Les engagements en faveur d’une meilleure connectivité aérienne en Afrique prennent une nouvelle dimension. Réunis à Lomé à l’occasion de la première Convention et Exposition africaines du transport aérien, les ministres en charge du secteur et la Commission africaine de l’aviation civile (AFCAC) ont adopté la Déclaration ministérielle de Lomé. Ce document traduit une volonté commune d’accélérer l’application du Marché unique du transport aérien africain (MUTAA/SAATM) afin de faciliter les déplacements entre les pays du continent.
Au cœur des discussions figure l’ambition de rendre le transport aérien africain plus accessible et plus fluide. Les signataires réaffirment leur attachement à la Décision de Yamoussoukro (DY), considérée comme le cadre de référence pour la libéralisation du ciel africain. L’objectif est de permettre aux compagnies aériennes de desservir plus facilement les différentes destinations africaines, tout en favorisant une concurrence susceptible d’améliorer l’offre de transport.
Les États participants se sont ainsi accordés sur plusieurs orientations. Il est notamment prévu de lever progressivement les obstacles qui limitent encore l’accès au marché aérien, d’harmoniser les accords bilatéraux de services aériens avec les principes du MUTAA et de simplifier les procédures liées à l’exploitation des liaisons entre les pays. Les engagements portent également sur une utilisation plus efficace des droits de trafic et sur davantage de transparence dans la désignation et l’autorisation des compagnies aériennes.
Présent à la rencontre, le ministre des Transports, du Désenclavement et des Pistes rurales, Komlan Loukou-Kadjé, a souligné que la mise en œuvre du MUTAA demeure au centre des priorités. Selon lui, l’ouverture du ciel africain doit permettre aux transporteurs d’opérer plus librement d’un État à l’autre, avec pour perspective une amélioration de la mobilité des personnes et une réduction des coûts du transport aérien. Il a également indiqué qu’une feuille de route a été adoptée afin d’assurer le suivi des engagements pris et d’évaluer régulièrement les progrès réalisés.
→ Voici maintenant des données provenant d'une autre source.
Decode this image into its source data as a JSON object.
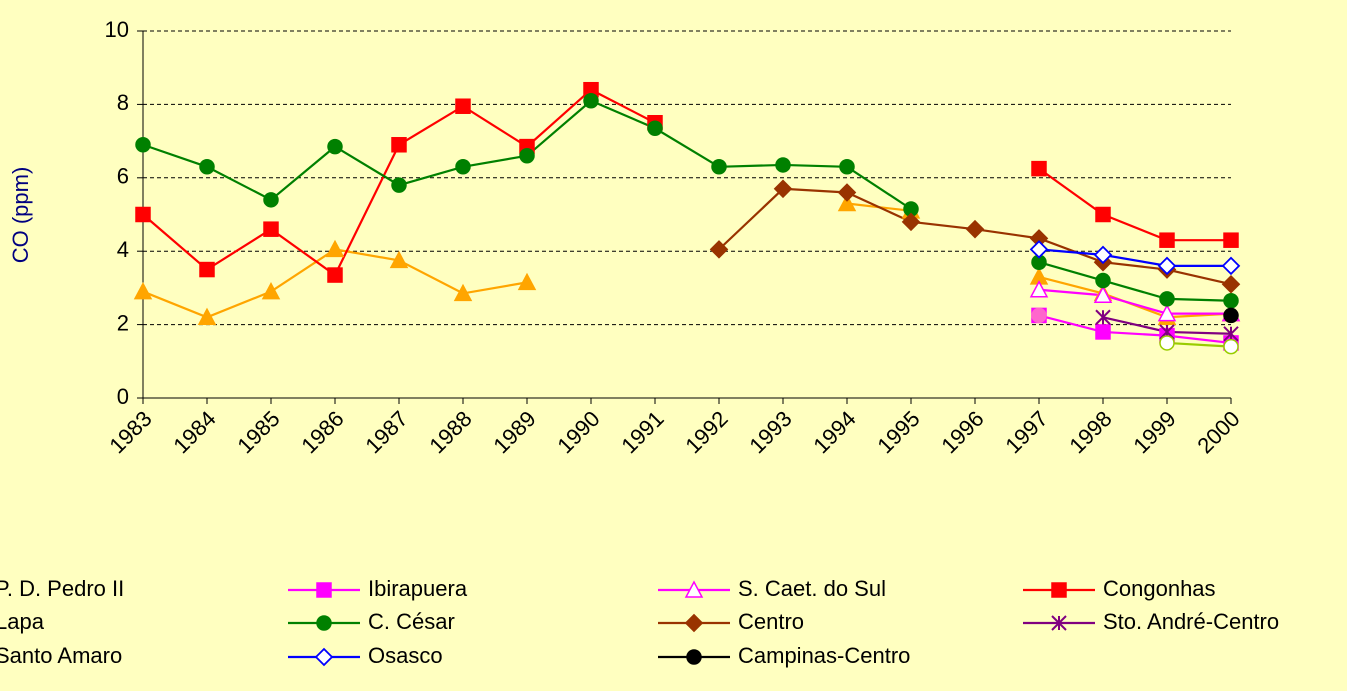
{
  "chart_data": {
    "type": "line",
    "y_label": "CO (ppm)",
    "categories": [
      "1983",
      "1984",
      "1985",
      "1986",
      "1987",
      "1988",
      "1989",
      "1990",
      "1991",
      "1992",
      "1993",
      "1994",
      "1995",
      "1996",
      "1997",
      "1998",
      "1999",
      "2000"
    ],
    "ylim": [
      0,
      10
    ],
    "yticks": [
      0,
      2,
      4,
      6,
      8,
      10
    ],
    "grid": true,
    "series": [
      {
        "name": "P. D. Pedro II",
        "color": "#ffa500",
        "marker": "triangle",
        "values": [
          2.9,
          2.2,
          2.9,
          4.05,
          3.75,
          2.85,
          3.15,
          null,
          null,
          null,
          null,
          5.3,
          5.1,
          null,
          3.3,
          2.85,
          2.2,
          2.3
        ]
      },
      {
        "name": "Ibirapuera",
        "color": "#ff00ff",
        "marker": "square",
        "values": [
          null,
          null,
          null,
          null,
          null,
          null,
          null,
          null,
          null,
          null,
          null,
          null,
          null,
          null,
          2.25,
          1.8,
          1.7,
          1.5
        ]
      },
      {
        "name": "S. Caet. do Sul",
        "color": "#ff00ff",
        "marker": "triangle-open",
        "values": [
          null,
          null,
          null,
          null,
          null,
          null,
          null,
          null,
          null,
          null,
          null,
          null,
          null,
          null,
          2.95,
          2.8,
          2.3,
          2.3
        ]
      },
      {
        "name": "Congonhas",
        "color": "#ff0000",
        "marker": "square",
        "values": [
          5.0,
          3.5,
          4.6,
          3.35,
          6.9,
          7.95,
          6.85,
          8.4,
          7.5,
          null,
          null,
          null,
          null,
          null,
          6.25,
          5.0,
          4.3,
          4.3
        ]
      },
      {
        "name": "Lapa",
        "color": "#ff66cc",
        "marker": "circle",
        "values": [
          null,
          null,
          null,
          null,
          null,
          null,
          null,
          null,
          null,
          null,
          null,
          null,
          null,
          null,
          2.25,
          null,
          null,
          null
        ]
      },
      {
        "name": "C. César",
        "color": "#008000",
        "marker": "circle",
        "values": [
          6.9,
          6.3,
          5.4,
          6.85,
          5.8,
          6.3,
          6.6,
          8.1,
          7.35,
          6.3,
          6.35,
          6.3,
          5.15,
          null,
          3.7,
          3.2,
          2.7,
          2.65
        ]
      },
      {
        "name": "Centro",
        "color": "#993300",
        "marker": "diamond",
        "values": [
          null,
          null,
          null,
          null,
          null,
          null,
          null,
          null,
          null,
          4.05,
          5.7,
          5.6,
          4.8,
          4.6,
          4.35,
          3.7,
          3.5,
          3.1
        ]
      },
      {
        "name": "Sto. André-Centro",
        "color": "#800080",
        "marker": "star",
        "values": [
          null,
          null,
          null,
          null,
          null,
          null,
          null,
          null,
          null,
          null,
          null,
          null,
          null,
          null,
          null,
          2.2,
          1.8,
          1.75
        ]
      },
      {
        "name": "Santo Amaro",
        "color": "#99cc00",
        "marker": "circle-open",
        "values": [
          null,
          null,
          null,
          null,
          null,
          null,
          null,
          null,
          null,
          null,
          null,
          null,
          null,
          null,
          null,
          null,
          1.5,
          1.4
        ]
      },
      {
        "name": "Osasco",
        "color": "#0000ff",
        "marker": "diamond-open",
        "values": [
          null,
          null,
          null,
          null,
          null,
          null,
          null,
          null,
          null,
          null,
          null,
          null,
          null,
          null,
          4.05,
          3.9,
          3.6,
          3.6
        ]
      },
      {
        "name": "Campinas-Centro",
        "color": "#000000",
        "marker": "circle",
        "values": [
          null,
          null,
          null,
          null,
          null,
          null,
          null,
          null,
          null,
          null,
          null,
          null,
          null,
          null,
          null,
          null,
          null,
          2.25
        ]
      }
    ]
  }
}
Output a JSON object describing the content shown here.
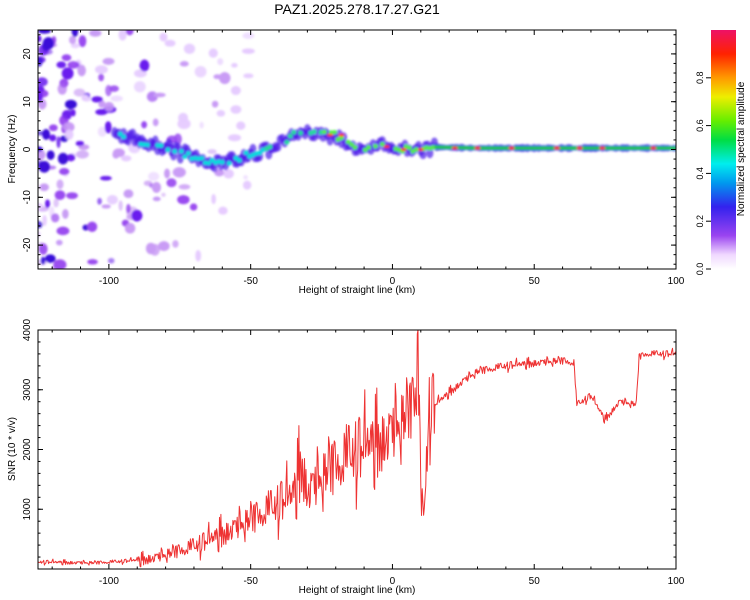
{
  "chart_data": [
    {
      "type": "heatmap",
      "title": "PAZ1.2025.278.17.27.G21",
      "xlabel": "Height of straight line (km)",
      "ylabel": "Frequency (Hz)",
      "xlim": [
        -125,
        100
      ],
      "ylim": [
        -25,
        25
      ],
      "xticks": [
        -100,
        -50,
        0,
        50,
        100
      ],
      "xtick_labels": [
        "-100",
        "-50",
        "0",
        "50",
        "100"
      ],
      "yticks": [
        -20,
        -10,
        0,
        10,
        20
      ],
      "ytick_labels": [
        "-20",
        "-10",
        "0",
        "10",
        "20"
      ],
      "ridge": {
        "height_km": [
          -98,
          -90,
          -80,
          -70,
          -62,
          -56,
          -50,
          -45,
          -40,
          -35,
          -30,
          -25,
          -20,
          -15,
          -10,
          -5,
          0,
          5,
          10,
          15,
          30,
          50,
          70,
          100
        ],
        "frequency_hz": [
          3,
          2,
          0,
          -1.5,
          -3,
          -2.5,
          -1,
          -0.5,
          1,
          3,
          3.5,
          3,
          3,
          1,
          -0.5,
          1,
          0.3,
          0,
          -0.5,
          0.5,
          0.3,
          0.3,
          0.3,
          0.3
        ]
      },
      "colorbar": {
        "label": "Normalized spectral amplitude",
        "range": [
          0,
          1
        ],
        "ticks": [
          0.0,
          0.2,
          0.4,
          0.6,
          0.8
        ],
        "tick_labels": [
          "0.0",
          "0.2",
          "0.4",
          "0.6",
          "0.8"
        ]
      }
    },
    {
      "type": "line",
      "xlabel": "Height of straight line (km)",
      "ylabel": "SNR (10 * v/v)",
      "xlim": [
        -125,
        100
      ],
      "ylim": [
        0,
        4000
      ],
      "xticks": [
        -100,
        -50,
        0,
        50,
        100
      ],
      "xtick_labels": [
        "-100",
        "-50",
        "0",
        "50",
        "100"
      ],
      "yticks": [
        1000,
        2000,
        3000,
        4000
      ],
      "ytick_labels": [
        "1000",
        "2000",
        "3000",
        "4000"
      ],
      "series": [
        {
          "name": "SNR",
          "color": "#ee3333",
          "x": [
            -125,
            -115,
            -105,
            -95,
            -90,
            -85,
            -80,
            -75,
            -70,
            -65,
            -60,
            -55,
            -50,
            -45,
            -40,
            -35,
            -32,
            -30,
            -25,
            -20,
            -15,
            -10,
            -5,
            0,
            5,
            8,
            9,
            10,
            11,
            13,
            15,
            20,
            25,
            30,
            40,
            50,
            60,
            64,
            65,
            70,
            75,
            80,
            86,
            87,
            90,
            100
          ],
          "y": [
            120,
            110,
            100,
            130,
            150,
            180,
            230,
            300,
            380,
            480,
            600,
            700,
            800,
            950,
            1100,
            1250,
            1800,
            1300,
            1500,
            1700,
            1900,
            2050,
            2150,
            2300,
            2500,
            2800,
            3400,
            1500,
            900,
            2700,
            2750,
            2950,
            3150,
            3300,
            3400,
            3450,
            3480,
            3450,
            2750,
            2900,
            2500,
            2800,
            2750,
            3550,
            3600,
            3600
          ]
        }
      ]
    }
  ]
}
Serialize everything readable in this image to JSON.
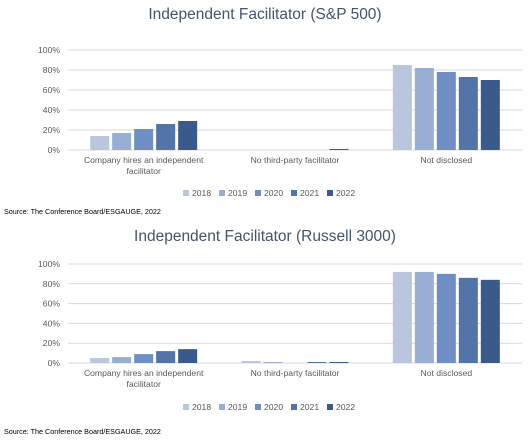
{
  "colors": {
    "2018": "#b9c6de",
    "2019": "#98aed3",
    "2020": "#6f8fc4",
    "2021": "#5274a8",
    "2022": "#3b5a8c",
    "title": "#44546a",
    "grid": "#d9d9d9"
  },
  "chart_data": [
    {
      "type": "bar",
      "title": "Independent Facilitator (S&P 500)",
      "source": "Source: The Conference Board/ESGAUGE, 2022",
      "categories": [
        [
          "Company hires an independent",
          "facilitator"
        ],
        [
          "No third-party facilitator"
        ],
        [
          "Not disclosed"
        ]
      ],
      "series": [
        {
          "name": "2018",
          "values": [
            14,
            0,
            85
          ]
        },
        {
          "name": "2019",
          "values": [
            17,
            0,
            82
          ]
        },
        {
          "name": "2020",
          "values": [
            21,
            0,
            78
          ]
        },
        {
          "name": "2021",
          "values": [
            26,
            0,
            73
          ]
        },
        {
          "name": "2022",
          "values": [
            29,
            1,
            70
          ]
        }
      ],
      "yticks": [
        "0%",
        "20%",
        "40%",
        "60%",
        "80%",
        "100%"
      ],
      "ylim": [
        0,
        100
      ],
      "grid": true,
      "legend": "bottom"
    },
    {
      "type": "bar",
      "title": "Independent Facilitator (Russell 3000)",
      "source": "Source: The Conference Board/ESGAUGE, 2022",
      "categories": [
        [
          "Company hires an independent",
          "facilitator"
        ],
        [
          "No third-party facilitator"
        ],
        [
          "Not disclosed"
        ]
      ],
      "series": [
        {
          "name": "2018",
          "values": [
            5,
            2,
            92
          ]
        },
        {
          "name": "2019",
          "values": [
            6,
            1,
            92
          ]
        },
        {
          "name": "2020",
          "values": [
            9,
            0,
            90
          ]
        },
        {
          "name": "2021",
          "values": [
            12,
            1,
            86
          ]
        },
        {
          "name": "2022",
          "values": [
            14,
            1,
            84
          ]
        }
      ],
      "yticks": [
        "0%",
        "20%",
        "40%",
        "60%",
        "80%",
        "100%"
      ],
      "ylim": [
        0,
        100
      ],
      "grid": true,
      "legend": "bottom"
    }
  ]
}
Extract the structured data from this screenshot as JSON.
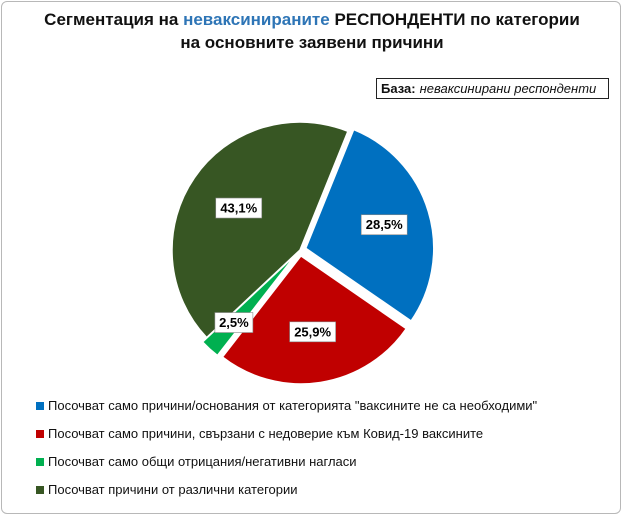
{
  "title": {
    "line1_before": "Сегментация на ",
    "line1_highlight": "неваксинираните",
    "line1_after": " РЕСПОНДЕНТИ по категории",
    "line2": "на основните заявени причини",
    "highlight_color": "#2e75b6"
  },
  "base": {
    "label": "База:",
    "value": "неваксинирани респонденти"
  },
  "chart_data": {
    "type": "pie",
    "title": "Сегментация на неваксинираните РЕСПОНДЕНТИ по категории на основните заявени причини",
    "legend_position": "bottom",
    "series": [
      {
        "name": "Посочват само причини/основания от категорията \"ваксините не са необходими\"",
        "value": 28.5,
        "label": "28,5%",
        "color": "#0070c0"
      },
      {
        "name": "Посочват само причини, свързани с недоверие към Ковид-19 ваксините",
        "value": 25.9,
        "label": "25,9%",
        "color": "#c00000"
      },
      {
        "name": "Посочват само общи отрицания/негативни нагласи",
        "value": 2.5,
        "label": "2,5%",
        "color": "#00b050"
      },
      {
        "name": "Посочват причини от различни категории",
        "value": 43.1,
        "label": "43,1%",
        "color": "#375623"
      }
    ]
  }
}
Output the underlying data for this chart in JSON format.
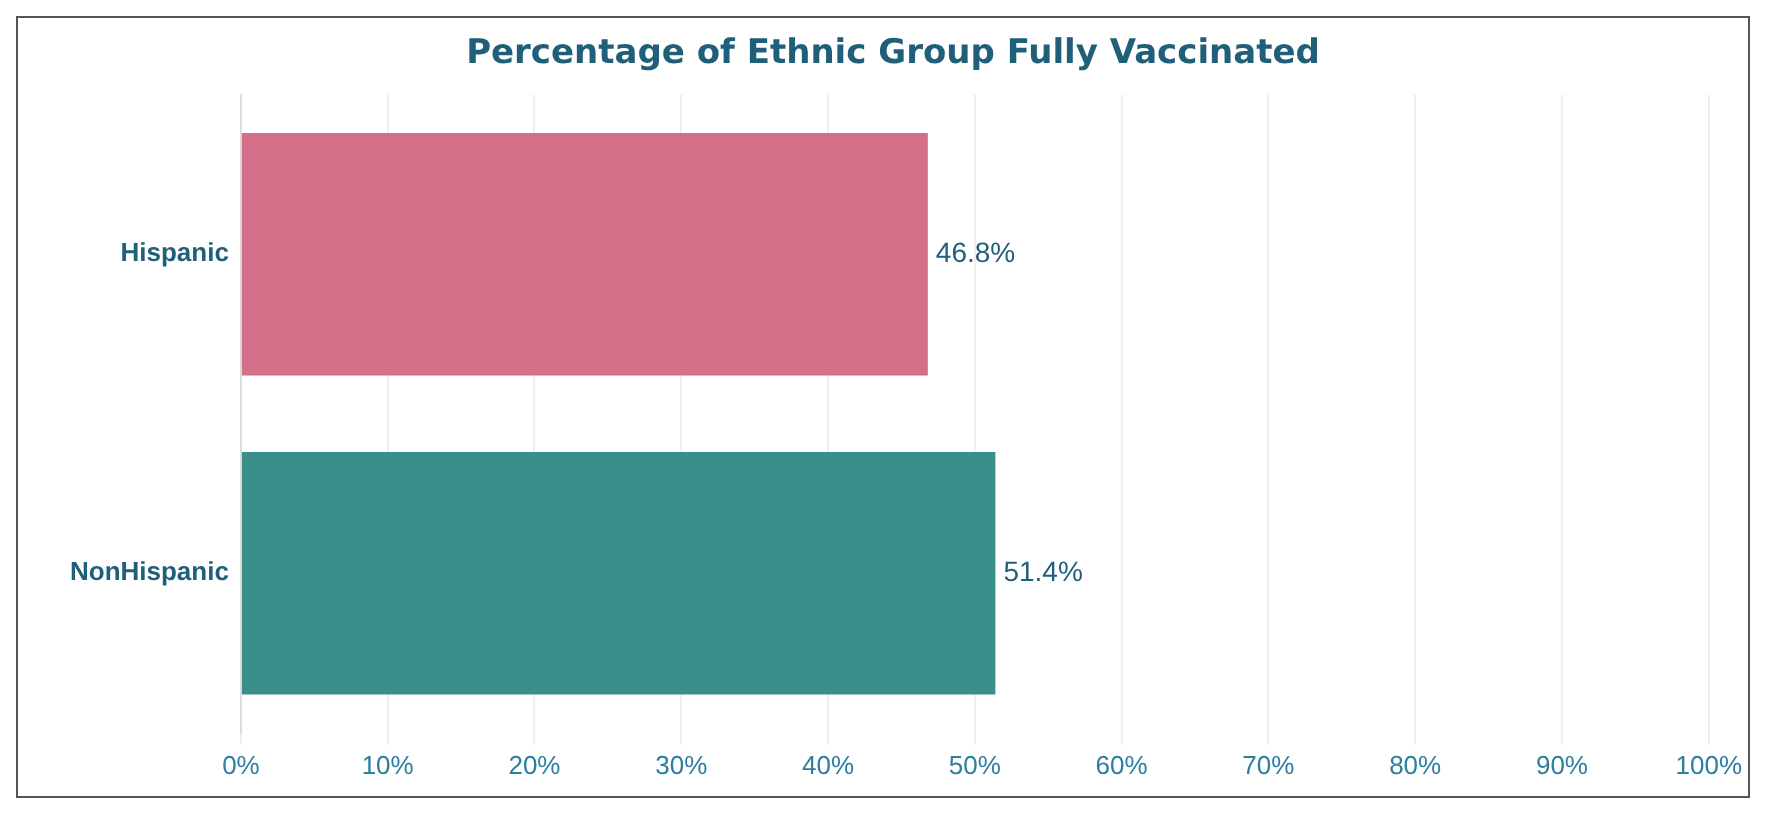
{
  "chart_data": {
    "type": "bar",
    "orientation": "horizontal",
    "title": "Percentage of Ethnic Group Fully Vaccinated",
    "categories": [
      "Hispanic",
      "NonHispanic"
    ],
    "values": [
      46.8,
      51.4
    ],
    "colors": [
      "#d36f89",
      "#3a8f8b"
    ],
    "value_labels": [
      "46.8%",
      "51.4%"
    ],
    "xlim": [
      0,
      100
    ],
    "xticks": [
      {
        "value": 0,
        "label": "0%"
      },
      {
        "value": 10,
        "label": "10%"
      },
      {
        "value": 20,
        "label": "20%"
      },
      {
        "value": 30,
        "label": "30%"
      },
      {
        "value": 40,
        "label": "40%"
      },
      {
        "value": 50,
        "label": "50%"
      },
      {
        "value": 60,
        "label": "60%"
      },
      {
        "value": 70,
        "label": "70%"
      },
      {
        "value": 80,
        "label": "80%"
      },
      {
        "value": 90,
        "label": "90%"
      },
      {
        "value": 100,
        "label": "100%"
      }
    ],
    "grid": "x",
    "legend": false
  }
}
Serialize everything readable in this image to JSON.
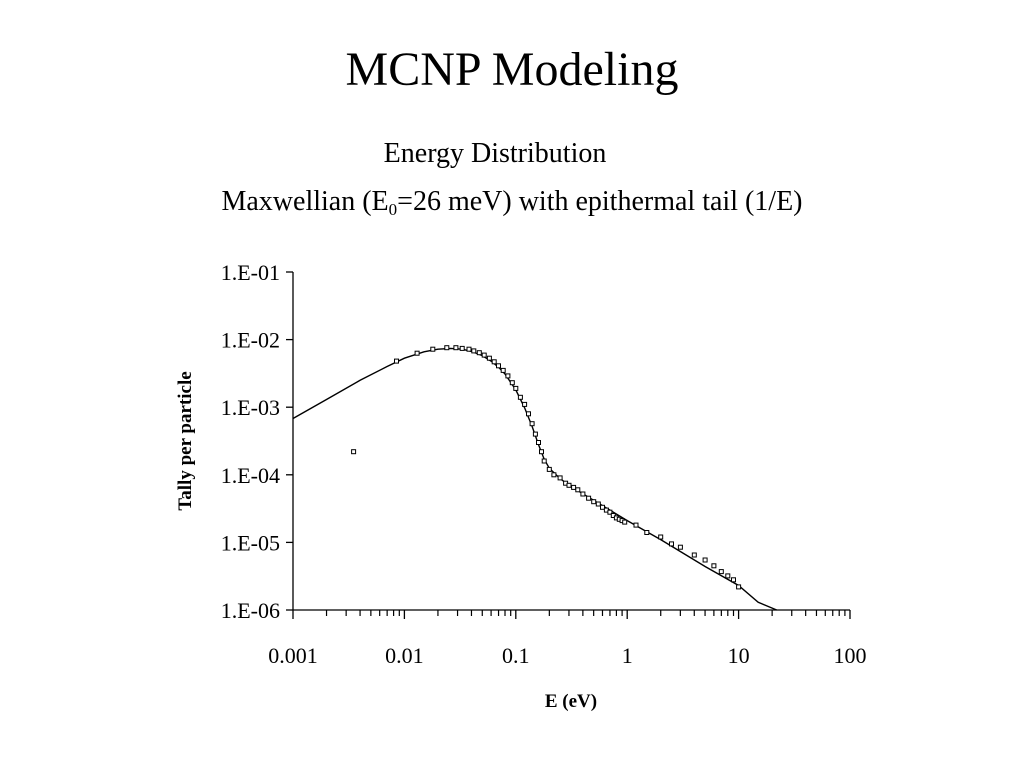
{
  "slide": {
    "title": "MCNP Modeling",
    "subtitle_line1": "Energy Distribution",
    "subtitle_line2_pre": "Maxwellian (E",
    "subtitle_line2_sub": "0",
    "subtitle_line2_post": "=26 meV) with epithermal tail (1/E)"
  },
  "chart_data": {
    "type": "scatter",
    "xlabel": "E (eV)",
    "ylabel": "Tally per particle",
    "x_scale": "log",
    "y_scale": "log",
    "xlim": [
      0.001,
      100
    ],
    "ylim": [
      1e-06,
      0.1
    ],
    "x_tick_labels": [
      "0.001",
      "0.01",
      "0.1",
      "1",
      "10",
      "100"
    ],
    "y_tick_labels": [
      "1.E-06",
      "1.E-05",
      "1.E-04",
      "1.E-03",
      "1.E-02",
      "1.E-01"
    ],
    "grid": false,
    "legend": "none",
    "series": [
      {
        "kind": "markers",
        "points": [
          [
            0.0035,
            0.00022
          ],
          [
            0.0085,
            0.0048
          ],
          [
            0.013,
            0.0063
          ],
          [
            0.018,
            0.0072
          ],
          [
            0.024,
            0.0076
          ],
          [
            0.029,
            0.0076
          ],
          [
            0.033,
            0.0074
          ],
          [
            0.038,
            0.0072
          ],
          [
            0.042,
            0.0068
          ],
          [
            0.047,
            0.0064
          ],
          [
            0.052,
            0.0059
          ],
          [
            0.058,
            0.0053
          ],
          [
            0.064,
            0.0047
          ],
          [
            0.07,
            0.0041
          ],
          [
            0.077,
            0.0035
          ],
          [
            0.085,
            0.0029
          ],
          [
            0.093,
            0.0023
          ],
          [
            0.1,
            0.0019
          ],
          [
            0.11,
            0.0014
          ],
          [
            0.12,
            0.0011
          ],
          [
            0.13,
            0.0008
          ],
          [
            0.14,
            0.00057
          ],
          [
            0.15,
            0.0004
          ],
          [
            0.16,
            0.0003
          ],
          [
            0.17,
            0.00022
          ],
          [
            0.18,
            0.00016
          ],
          [
            0.2,
            0.00012
          ],
          [
            0.22,
            0.0001
          ],
          [
            0.25,
            9e-05
          ],
          [
            0.28,
            7.5e-05
          ],
          [
            0.3,
            7e-05
          ],
          [
            0.33,
            6.5e-05
          ],
          [
            0.36,
            6e-05
          ],
          [
            0.4,
            5.2e-05
          ],
          [
            0.45,
            4.5e-05
          ],
          [
            0.5,
            4e-05
          ],
          [
            0.55,
            3.7e-05
          ],
          [
            0.6,
            3.3e-05
          ],
          [
            0.65,
            3e-05
          ],
          [
            0.7,
            2.8e-05
          ],
          [
            0.75,
            2.5e-05
          ],
          [
            0.8,
            2.3e-05
          ],
          [
            0.85,
            2.2e-05
          ],
          [
            0.9,
            2.1e-05
          ],
          [
            0.95,
            2e-05
          ],
          [
            1.2,
            1.8e-05
          ],
          [
            1.5,
            1.4e-05
          ],
          [
            2.0,
            1.2e-05
          ],
          [
            2.5,
            9.5e-06
          ],
          [
            3.0,
            8.5e-06
          ],
          [
            4.0,
            6.5e-06
          ],
          [
            5.0,
            5.5e-06
          ],
          [
            6.0,
            4.5e-06
          ],
          [
            7.0,
            3.7e-06
          ],
          [
            8.0,
            3.2e-06
          ],
          [
            9.0,
            2.8e-06
          ],
          [
            10.0,
            2.2e-06
          ]
        ]
      },
      {
        "kind": "line",
        "points": [
          [
            0.001,
            0.00068
          ],
          [
            0.002,
            0.0013
          ],
          [
            0.004,
            0.0025
          ],
          [
            0.007,
            0.004
          ],
          [
            0.01,
            0.0053
          ],
          [
            0.015,
            0.0066
          ],
          [
            0.02,
            0.0072
          ],
          [
            0.026,
            0.0074
          ],
          [
            0.033,
            0.0072
          ],
          [
            0.04,
            0.0067
          ],
          [
            0.05,
            0.0058
          ],
          [
            0.06,
            0.0048
          ],
          [
            0.07,
            0.0039
          ],
          [
            0.08,
            0.0031
          ],
          [
            0.1,
            0.0018
          ],
          [
            0.12,
            0.00098
          ],
          [
            0.14,
            0.00052
          ],
          [
            0.16,
            0.00028
          ],
          [
            0.18,
            0.00017
          ],
          [
            0.2,
            0.000125
          ],
          [
            0.25,
            8.8e-05
          ],
          [
            0.3,
            7e-05
          ],
          [
            0.5,
            4.2e-05
          ],
          [
            1.0,
            2.1e-05
          ],
          [
            2.0,
            1.1e-05
          ],
          [
            5.0,
            4.4e-06
          ],
          [
            10.0,
            2.3e-06
          ],
          [
            15.0,
            1.3e-06
          ],
          [
            22.0,
            1e-06
          ]
        ]
      }
    ]
  }
}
Par ailleurs, les ministres ont convenu de renforcer le mécanisme de concertation autour du projet. Des réunions périodiques sont annoncées afin d’examiner l’évolution des réformes engagées et de maintenir la dynamique créée à Lomé.
En accueillant cette rencontre continentale, le Togo confirme son rôle dans les réflexions consacrées à l’avenir du transport aérien africain. La Déclaration de Lomé vient ainsi consolider les efforts déployés pour renforcer les échanges entre les pays africains et favoriser une connectivité plus adaptée aux ambitions économiques du continent.